Boisset has signed a long-term contract to source grapes from the existing 500-acre Ramal Vineyard Estate Buena Vista had used. Buena Vista will continue its focus on Pinot Noir, Chardonnay, Merlot and Syrah.
Vinum Capital Management, a private equity management company focused on the wine industry, said that it facilitated the financing and structuring of the transaction over several months leading up to the agreement for Boisset Family Estates to acquire the Buena Vista Carneros winery from Ascentia Wine Estates and Entertainment Properties Trust.
The former Frazier Winery production facility, vineyards and caves in east Napa’s Coombsville district have been sold to Zhang Winery of China. The Frazier family will retain the Frazier brand and will keep all existing wine inventory. It plans to produce the wine at the Somerston facility in the hills east of Napa Valley. The winemaker is Kirk Venge.
Frazier was in bankruptcy proceedings and had been trying to sell the property for some time. The sale was brokered by Napa Valley brokers Robyn Bentley of Pacific Union and Peggy Burgess of Sotheby's International. Ming Hua of Dawa Investment & Realty of Pasadena represented the buyer.
The rumored price was half the original asking price of $16.5 million, but it did not include the residence adjacent to the winery, 20 acres of vineyard and caves.
Little is known about the buyer. Many Chinese investors have been kicking tires in Napa and Sonoma according to observers, but most are looking for bargains, not significant deals.
In the final deal, and one with no apparent downside, Chappellet Vineyard & Winery has acquired Sonoma County’s Sonoma-Loeb wines.
Sonoma-Loeb was founded by Ambassador John L. Loeb Jr., who began growing grapes in the Russian River Valley and Alexander Valley in 1973. Sonoma-Loeb produces Sonoma County and Carneros Chardonnays and a Russian River Valley Pinot Noir.
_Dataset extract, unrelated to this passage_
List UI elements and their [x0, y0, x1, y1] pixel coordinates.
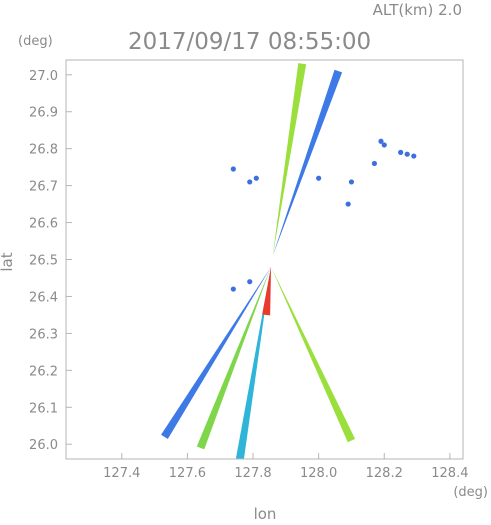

For more than 20 years, Sonoma-Loeb wines have been made at the Chappellet winery on Pritchard Hill by Chappellet’s winemaker Phillip Corallo-Titus, who will continue making both wines. Production for both portfolios will remain at the Chappellet winemaking facility.
Ambassador Loeb decided to sell Sonoma-Loeb in recent months and immediately recognized the synergies between his company and Chappellet
Chappellet owner and managing director Cyril Chappellet said, “The two wineries have very different focuses and styles. Chappellet is a Napa Valley winery with a focus on Bordeaux varietals. Sonoma-Loeb makes Burgundian varietals from Sonoma County. Because we believe in the importance of maintaining the integrity and distinctiveness of both Chappellet and Sonoma-Loeb, these differences were important to us when we were considering the purchase.”
Sonoma-Loeb produces 8,000 to 9,000 cases of wine per year. They will continue to use the same vineyards, which include Sangiacomo Vineyard and Dutton Ranch.
Will more deals happen? Stephen Kuhn, CEO of Vinum Capital Management, said, "We believe that the industry cycle is showing a great combination of rising consumer demand and falling asset values, and that this is a great time for us to invest. We continue to pursue acquisitions and management of premium wineries and the expansion of our sales and marketing business."
Mario Zepponi agrees, and Robert Nicholson, who handled both the Pacific Rim and Laurel Glen sales, added, “It’s been a difficult two years. We’re coming out of that, and people sense that it’s a better time to do transactions.”
He noted, however, that while some buyers are still focused on bargains, others value over-performing properties. “Some buyers will still pay top value for prime assets.”